Obama is not pushing for federal legislation to ban the discredited therapy, but supports state bans, of which at least three have already passed.

Leelah’s Law” is named after Leelah Alcorn, a 16-year old transgender girl who stepped into traffic on I-71 in Cincinnati on December 28. Her suicide note mentioned that her family sent her to a Christian therapist who tried “conversion” therapy.

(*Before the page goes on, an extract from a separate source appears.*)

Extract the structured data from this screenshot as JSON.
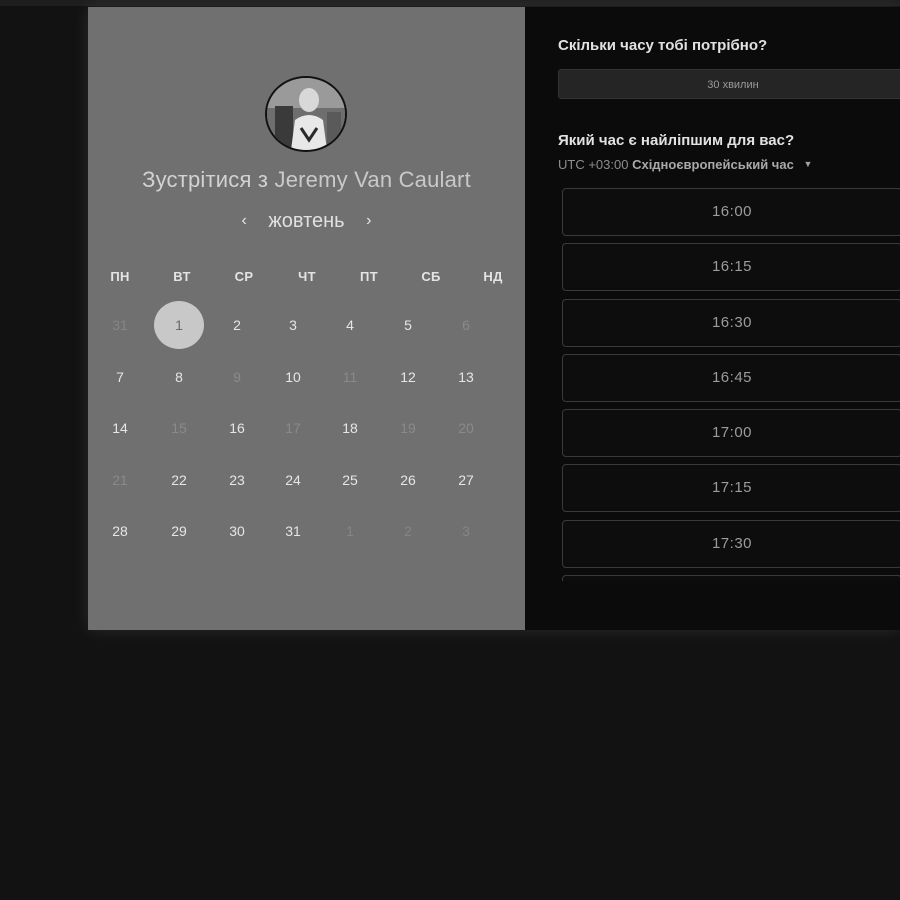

“When I was 14, I learned what transgender meant and cried of happiness. After 10 years of confusion I finally understood who I was. I immediately told my mom, and she reacted extremely negatively, telling me that it was a phase, that I would never truly be a girl, that God doesn’t make mistakes, that I am wrong,” Alcorn wrote in her suicide note, posted to her Tumblr. “If you are reading this, parents, please don’t tell this to your kids. Even if you are Christian or are against transgender people don’t ever say that to someone, especially your kid. That won’t do anything but make them hate them self. That’s exactly what it did to me.”

“My mom started taking me to a therapist, but would only take me to Christian therapists, (who were all very biased) so I never actually got the therapy I needed to cure me of my depression. I only got more Christians telling me that I was selfish and wrong and that I should look to God for help,” she continued.

The White House response was hailed immediately by the American Psychological Association, one of a number of professional organizations that decry the practice of “conversion” therapy as harmful to its patients.

“So-called reparative therapies are aimed at ‘fixing’ something that is not a mental illness and therefore does not require therapy,” said APA president Barry S. Anton. “There is insufficient scientific evidence that they work, and they have the potential to harm the client. APA has and will continue to call on mental health professionals to work to reduce misunderstanding about and prejudice toward gay and transgender people.”

The APA issued a task force report in 2009 found that mental health professionals should not tell their clients that their sexual orientation can change, since there is almost no evidence that such a change is possible.